Encryption Architecture

  • src/utils/crypto-store.js: The core encryption module. Implements envelope encryption using libsodium (XSalsa20-Poly1305 via crypto_secretbox). A random Data Encryption Key (DEK) encrypts all data. The DEK is itself encrypted by a Key Encryption Key (KEK) derived from the user's PIN (via Argon2id) or passkey (via WebAuthn PRF + HKDF). Provides encryptRecord() / decryptRecord() functions for the database layer, and encryptSensitiveLocal() / decryptSensitiveLocal() for localStorage values.

  • src/utils/passkey-auth.js: WebAuthn passkey registration and authentication using @passwordless-id/webauthn. Supports the PRF extension for deriving encryption keys directly from the authenticator. Falls back to PIN-based KEK derivation when PRF is unavailable.

Lock Screen

  • src/svelte/LockScreen.svelte: An iOS-style lock screen overlay with a numeric PIN pad and passkey authentication button. Renders as a full-viewport overlay at z-index 999999, blocking all app interaction until unlocked. Includes shake animation on wrong PIN and exponential backoff lockout.

  • src/svelte/AppLockSettings.svelte: The settings UI in Privacy & Security tab (above PGP encryption). Allows enabling/disabling App Lock, setting up PIN or passkey, configuring inactivity timeout, and changing the PIN.

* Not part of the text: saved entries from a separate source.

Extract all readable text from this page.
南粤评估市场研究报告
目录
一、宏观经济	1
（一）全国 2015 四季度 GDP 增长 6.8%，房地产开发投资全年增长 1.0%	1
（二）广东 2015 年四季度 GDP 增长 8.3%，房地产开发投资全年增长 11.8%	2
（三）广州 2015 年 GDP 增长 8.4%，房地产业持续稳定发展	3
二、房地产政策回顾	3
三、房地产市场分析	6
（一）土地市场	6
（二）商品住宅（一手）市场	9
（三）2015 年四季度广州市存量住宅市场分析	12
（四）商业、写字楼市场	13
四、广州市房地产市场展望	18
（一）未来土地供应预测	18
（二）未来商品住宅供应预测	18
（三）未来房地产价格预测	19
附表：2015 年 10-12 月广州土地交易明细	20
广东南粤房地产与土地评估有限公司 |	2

  • src/utils/inactivity-timer.js: Monitors user activity (mouse, keyboard, touch, scroll) and triggers auto-lock after the configured timeout. Supports configurable timeouts from 1 minute to 1 hour.

Data Flow

  1. On first setup, a random DEK is generated and encrypted with the KEK derived from the user's PIN.
  2. On app start, if App Lock is enabled, the lock screen is shown before any content renders.
  3. On successful unlock, the KEK is derived, the DEK is decrypted, and held in a module-scoped closure.
  4. All IndexedDB writes pass through encryptRecord() which encrypts non-indexed fields with the DEK.
  5. All IndexedDB reads pass through decryptRecord() which decrypts the fields transparently.
  6. On lock (manual or inactivity), sodium.memzero() wipes the DEK from memory.

Build Process

  1. The web application is built using Vite (pnpm build).
  2. pnpm tauri build is executed.
  3. The tauri-action GitHub Action orchestrates the entire build, signing, and packaging process for all target platforms (macOS, Windows, Linux, Android, iOS).

Release Flow

  1. pnpm release bumps the version across package.json, tauri.conf.json, and Cargo.toml, tags (e.g., v0.7.0), and pushes.
  2. The release.yml orchestrator workflow is triggered by the v* tag.
  3. It creates a draft GitHub Release, then calls release-desktop.yml via workflow_call to build desktop binaries for all platforms.
  4. The workflows build, sign, and (on macOS) notarize all application binaries.
  5. The compiled artifacts are uploaded to the draft GitHub Release.
  6. The chore(release): commit pushed to main triggers ci.yml, which detects the release commit and deploys to Cloudflare R2.
  7. Once the draft is published, deploy.yml also deploys the web application as a safety net.
  8. The newRelease WebSocket event is broadcast to all connected clients, and the Tauri desktop app's auto-updater will detect and download the new version.

For the full release process, see RELEASES.md.